One step in a direction followed by two to the side causes the paths to cross. It's cleaner to explain the other way but there's no difference because there's no concept of being "airborne" or "stepping".
 #7 Dec 10 2011, 11:15 am But you're describing two different moves, when the reality is that the knight only has one move.
 #8 Dec 10 2011, 11:18 am Lugia, the reality is that the knight starts in one square and ends in another square. For consistency chess terminology traditionally describes the method for determining that square in the way you've fixated upon, but all the game of chess cares about is that the destination is legal. You've introduced a wrinkle to the game that makes the route important. Okay. So you're going to have to take it upon yourself to emphasize the route. Put a graphical guide in. (Translucent arrows moving two squares up and one square over, for instance.) You're going to have to lead players by the hand here because even experienced chess players won't necessarily have internalized the (unnecessary to play) idea that the order is important.

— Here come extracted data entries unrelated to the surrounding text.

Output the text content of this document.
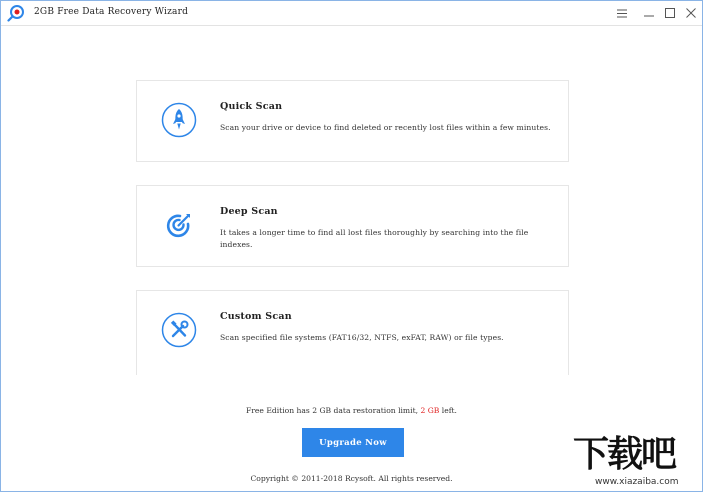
2GB Free Data Recovery Wizard
Quick Scan
Scan your drive or device to find deleted or recently lost files within a few minutes.
Deep Scan
It takes a longer time to find all lost files thoroughly by searching into the file indexes.
Custom Scan
Scan specified file systems (FAT16/32, NTFS, exFAT, RAW) or file types.
Free Edition has 2 GB data restoration limit, 2 GB left.
Upgrade Now
Copyright © 2011-2018 Rcysoft. All rights reserved.
下载吧
www.xiazaiba.com
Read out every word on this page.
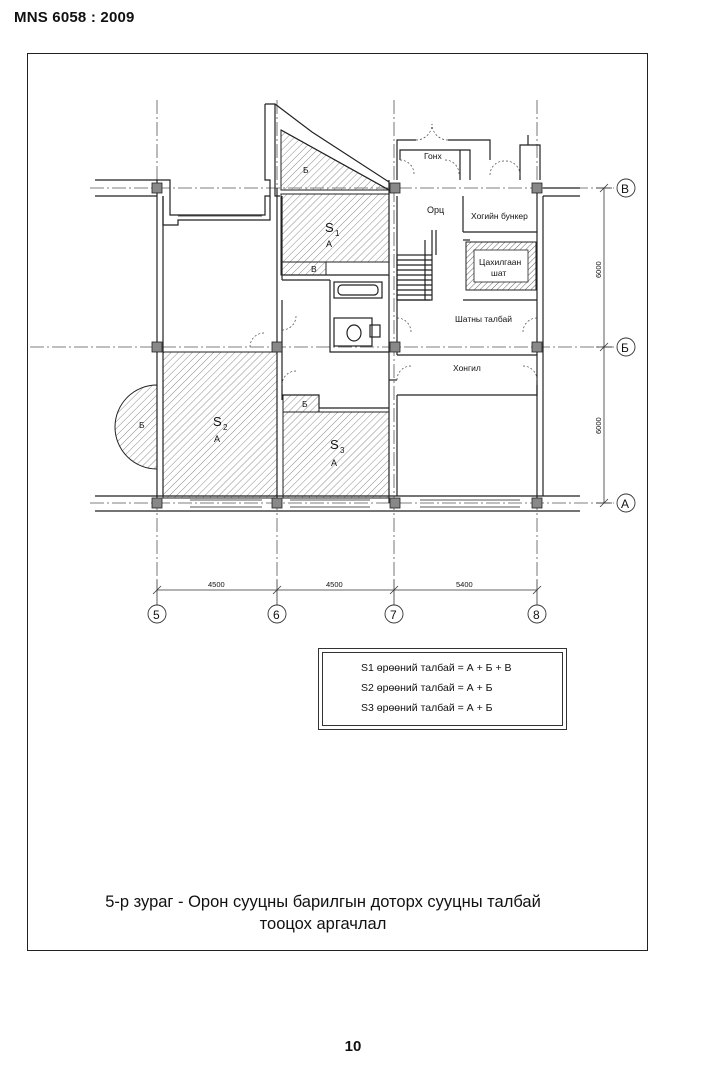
MNS 6058 : 2009
Гонх
Орц
Хогийн бункер
Цахилгаан
шат
Шатны талбай
Хонгил
Б
S 1
А
В
Б	S 2
А
Б
S 3
А
4500	4500	5400
6000
6000
5	6	7	8
В
Б
А
S1 өрөөний талбай = А + Б + В
S2 өрөөний талбай = А + Б
S3 өрөөний талбай = А + Б
5-р зураг - Орон сууцны барилгын доторх сууцны талбай
тооцох аргачлал
10
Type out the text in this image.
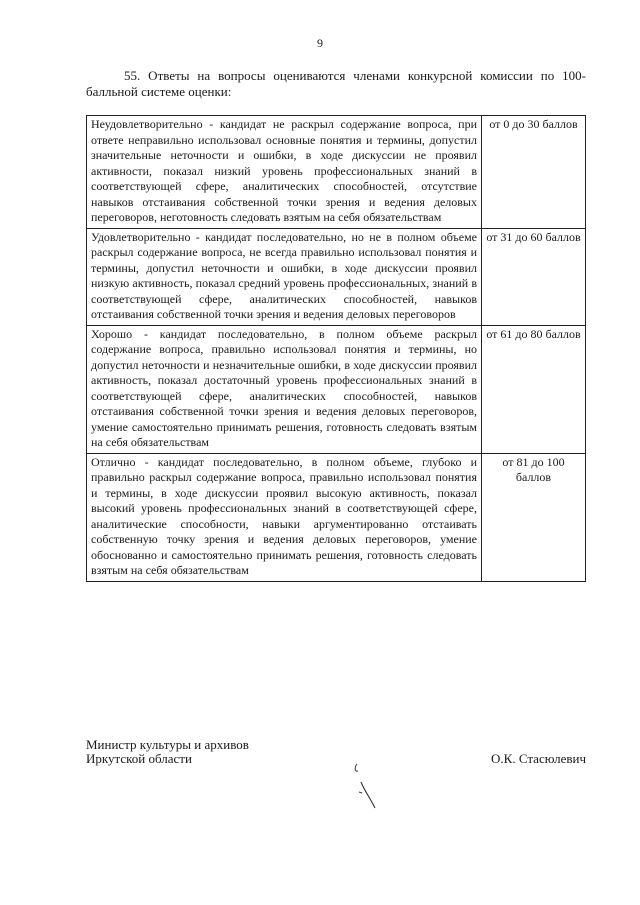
9
55. Ответы на вопросы оцениваются членами конкурсной комиссии по 100-балльной системе оценки:
Неудовлетворительно - кандидат не раскрыл содержание вопроса, при ответе неправильно использовал основные понятия и термины, допустил значительные неточности и ошибки, в ходе дискуссии не проявил активности, показал низкий уровень профессиональных знаний в соответствующей сфере, аналитических способностей, отсутствие навыков отстаивания собственной точки зрения и ведения деловых переговоров, неготовность следовать взятым на себя обязательствам	от 0 до 30 баллов
Удовлетворительно - кандидат последовательно, но не в полном объеме раскрыл содержание вопроса, не всегда правильно использовал понятия и термины, допустил неточности и ошибки, в ходе дискуссии проявил низкую активность, показал средний уровень профессиональных, знаний в соответствующей сфере, аналитических способностей, навыков отстаивания собственной точки зрения и ведения деловых переговоров	от 31 до 60 баллов
Хорошо - кандидат последовательно, в полном объеме раскрыл содержание вопроса, правильно использовал понятия и термины, но допустил неточности и незначительные ошибки, в ходе дискуссии проявил активность, показал достаточный уровень профессиональных знаний в соответствующей сфере, аналитических способностей, навыков отстаивания собственной точки зрения и ведения деловых переговоров, умение самостоятельно принимать решения, готовность следовать взятым на себя обязательствам	от 61 до 80 баллов
Отлично - кандидат последовательно, в полном объеме, глубоко и правильно раскрыл содержание вопроса, правильно использовал понятия и термины, в ходе дискуссии проявил высокую активность, показал высокий уровень профессиональных знаний в соответствующей сфере, аналитические способности, навыки аргументированно отстаивать собственную точку зрения и ведения деловых переговоров, умение обоснованно и самостоятельно принимать решения, готовность следовать взятым на себя обязательствам	от 81 до 100 баллов
Министр культуры и архивов
Иркутской области	О.К. Стасюлевич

 #9 Dec 10 2011, 11:26 am Also, I've found sources that describe the knight's move as "first one step in a horizontal or vertical direction, and then one step diagonally in an outward direction"... yet another way of arriving at the same legal destination squares. Which is again to say that the actual game of chess doesn't care about the route. Any way it's described "three squares in an L-shape", "two steps in one direction and then one step perpendicularly", or this one... it's all just different ways of teaching people to calculate the legal destinations at a glance. The actual game mechanics only care about the destination. The ways of describing the move are just mnemonics for human players.